At last Marie-Anne gave up. She allowed herself to be excommunicated from the religion of family. She told her father that she wouldn’t ever come back to Charleston. And she refused to break when her mother, in the guise of informing her about some tragedy in the extended family, wrote her long self-flagellating missives. It was an act of tremendous strength on Marie-Anne’s part to resist her family for my sake. No one else in this life had ever felt inclined to stand up for me like this.

That was why I couldn’t hate her for bringing pestilence upon us. The pull that our predecessors exerted upon us was a powerful thing. It was a force so strong that the only adequate release we had devised in response was to produce successors. But because of me, Marie-Anne had pincered the relationship with her predecessors into nothingness. Perhaps that was why she no longer wanted to look forward in time.
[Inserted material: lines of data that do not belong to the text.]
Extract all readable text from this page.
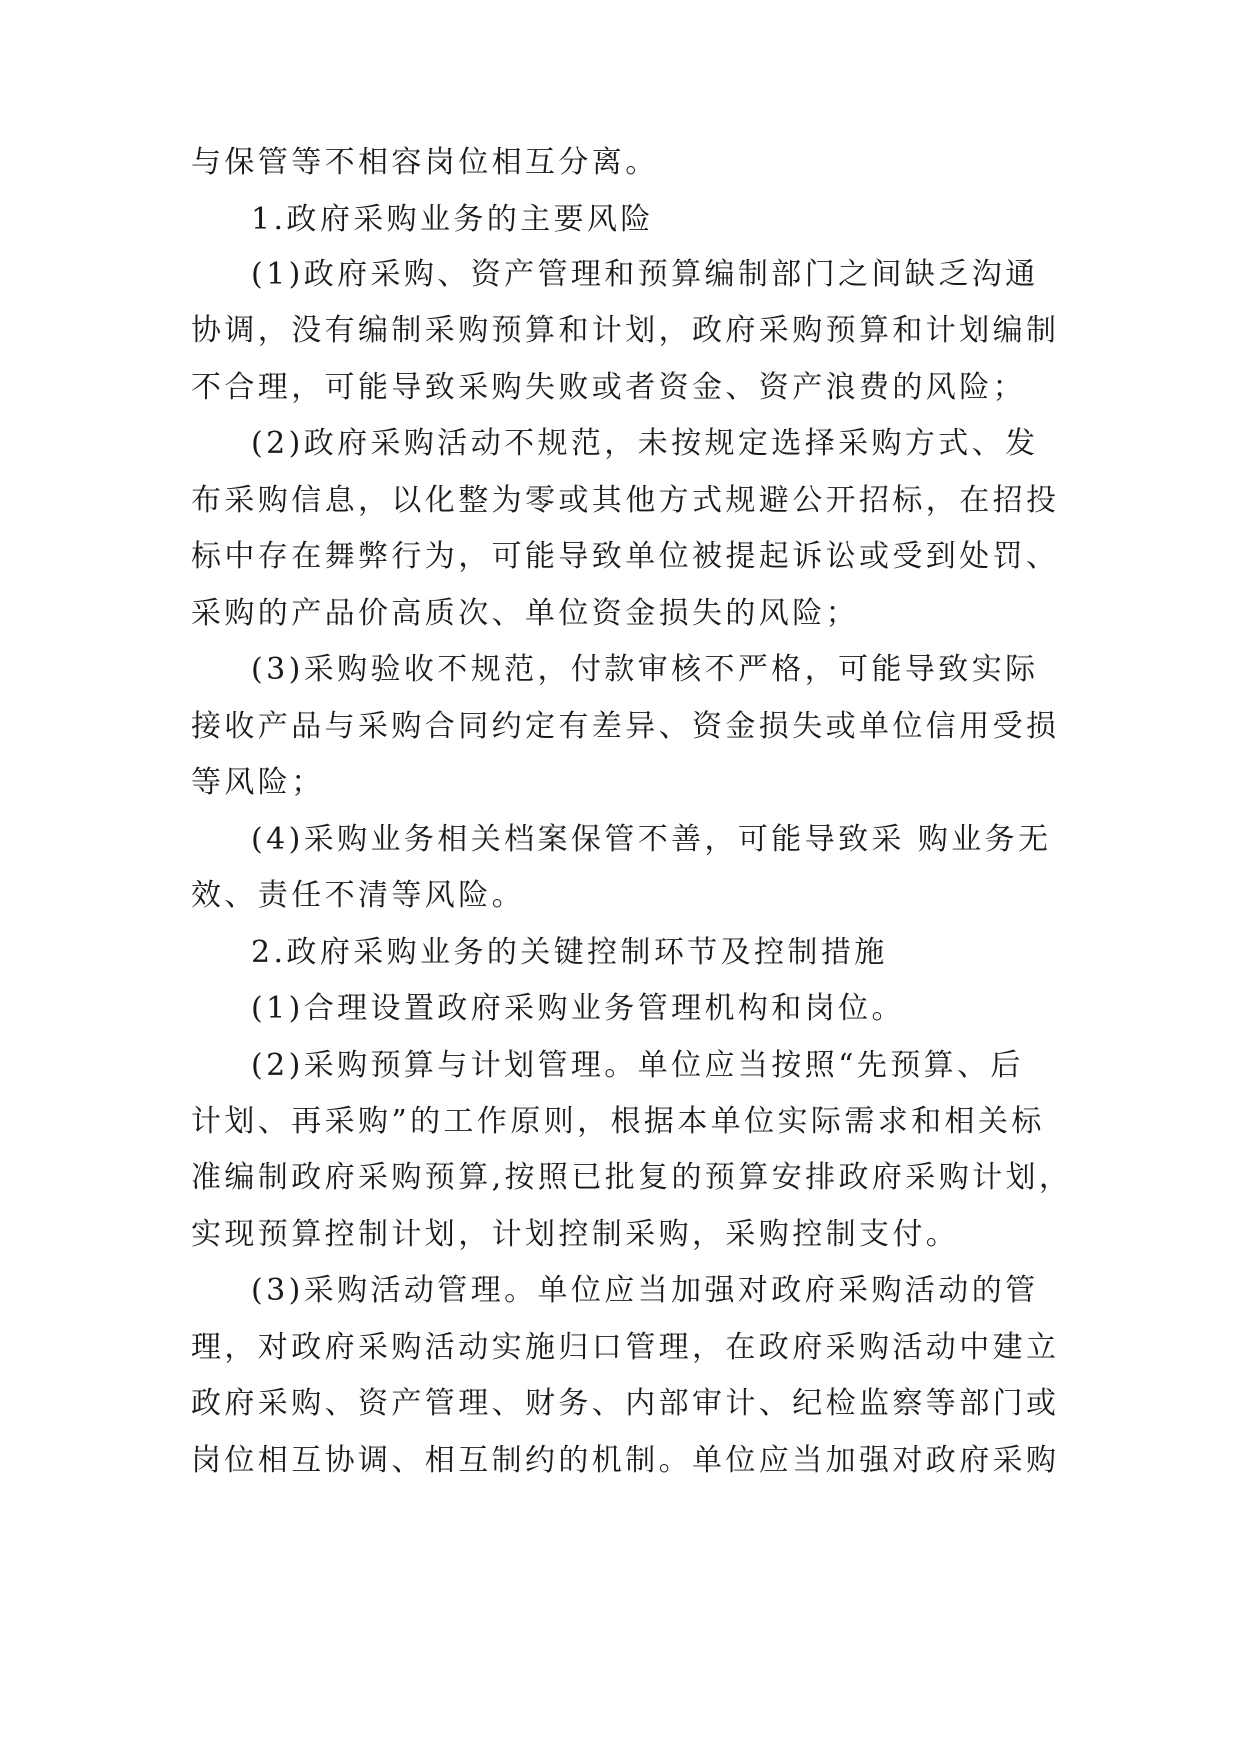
与保管等不相容岗位相互分离。
1.政府采购业务的主要风险
(1)政府采购、资产管理和预算编制部门之间缺乏沟通
协调，没有编制采购预算和计划，政府采购预算和计划编制
不合理，可能导致采购失败或者资金、资产浪费的风险；
(2)政府采购活动不规范，未按规定选择采购方式、发
布采购信息，以化整为零或其他方式规避公开招标，在招投
标中存在舞弊行为，可能导致单位被提起诉讼或受到处罚、
采购的产品价高质次、单位资金损失的风险；
(3)采购验收不规范，付款审核不严格，可能导致实际
接收产品与采购合同约定有差异、资金损失或单位信用受损
等风险；
(4)采购业务相关档案保管不善，可能导致采 购业务无
效、责任不清等风险。
2.政府采购业务的关键控制环节及控制措施
(1)合理设置政府采购业务管理机构和岗位。
(2)采购预算与计划管理。单位应当按照“先预算、后
计划、再采购”的工作原则，根据本单位实际需求和相关标
准编制政府采购预算,按照已批复的预算安排政府采购计划，
实现预算控制计划，计划控制采购，采购控制支付。
(3)采购活动管理。单位应当加强对政府采购活动的管
理，对政府采购活动实施归口管理，在政府采购活动中建立
政府采购、资产管理、财务、内部审计、纪检监察等部门或
岗位相互协调、相互制约的机制。单位应当加强对政府采购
If things had stayed the way they were, we probably would’ve come around to getting a handle on the mess our family life had become. Maybe I would have been able to convince her that the solution to an imperfect family was not to kill the idea of family but to make another try, to keep pushing the aspiration of a perfect family life into the next generation. Something like that might have gotten us back to the baby talk. But instead the weight gain had struck. Marie-Anne’s body image took a nosedive, and sexing up her mind was the only kind of intimacy she would accept. Bottom line: there was no room for making children when the only communion was verbal and manual.